Catalent and Sarepta Therapeutics have signed a commercial supply agreement for Catalent to manufacture delandistrogene moxeparvovec (SRP-9001), Sarepta’s most advanced gene therapy candidate for the treatment of Duchenne muscular dystrophy (DMD). The agreement also structures how Catalent may support multiple gene therapy candidates in Sarepta’s pipeline for limb-girdle muscular dystrophy (LGMD).
In November 2022, Sarepta announced that the U.S. Food and Drug Administration (FDA) had accepted its biologics license application (BLA) seeking accelerated approval of delandistrogene moxeparvovec. Under the terms of this expanded agreement, Catalent will be Sarepta’s primary commercial manufacturing partner for this therapy.
“Sarepta is working as quickly as possible to advance new genetic medicines to treat progressive neuromuscular diseases like Duchenne and LGMD. We are excited to strengthen and expand our relationship with Catalent to meet anticipated demand for SRP-9001 and develop commercially scalable processes for additional gene therapy programs in our pipeline,” said Doug Ingram, president and CEO, Sarepta. “We appreciate the years of dedication and collaboration that Catalent has provided in supporting our clinical trials for SRP-9001, and we look forward to continuing our work together through this expanded partnership.”

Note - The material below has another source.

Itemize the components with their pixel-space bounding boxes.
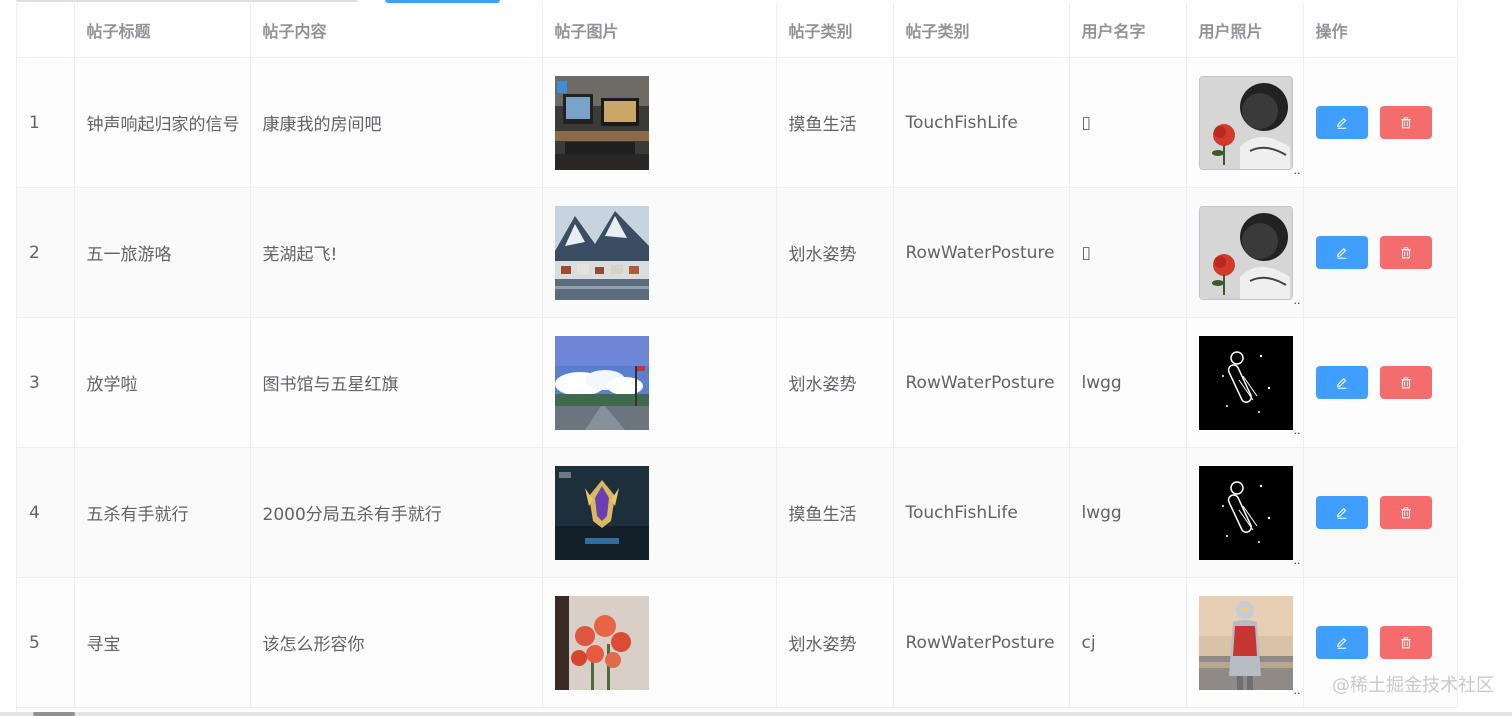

Alessandro Maselli, president and CEO, Catalent, said, “Our partnership with the Sarepta team spans nearly a decade across multiple programs and modalities, and we look forward to working together to manufacture these potentially life-changing and life-saving products for patients diagnosed with DMD and LGMD. We look forward to leveraging our deep expertise in gene therapy development, manufacturing, and commercialization to support these programs as they advance toward potential regulatory approval.”
Catalent’s gene therapy network includes state-of-the-art facilities that currently house 10 cGMP gene therapy manufacturing suites, with another 8 suites under construction, each capable of accommodating multiple bioreactors up to 2,000-liter scale. For gene therapy development, customers can leverage the company’s UpTempo Virtuoso adeno-associated virus (AAV) platform, a scalable, GMP-ready process for viral vector manufacturing that can reduce a typical 18-month development timeline for drug product by half. Catalent is also the only contract development and manufacturing organization (CDMO) with a facility approved by the FDA for commercial manufacturing of an AAV gene therapy.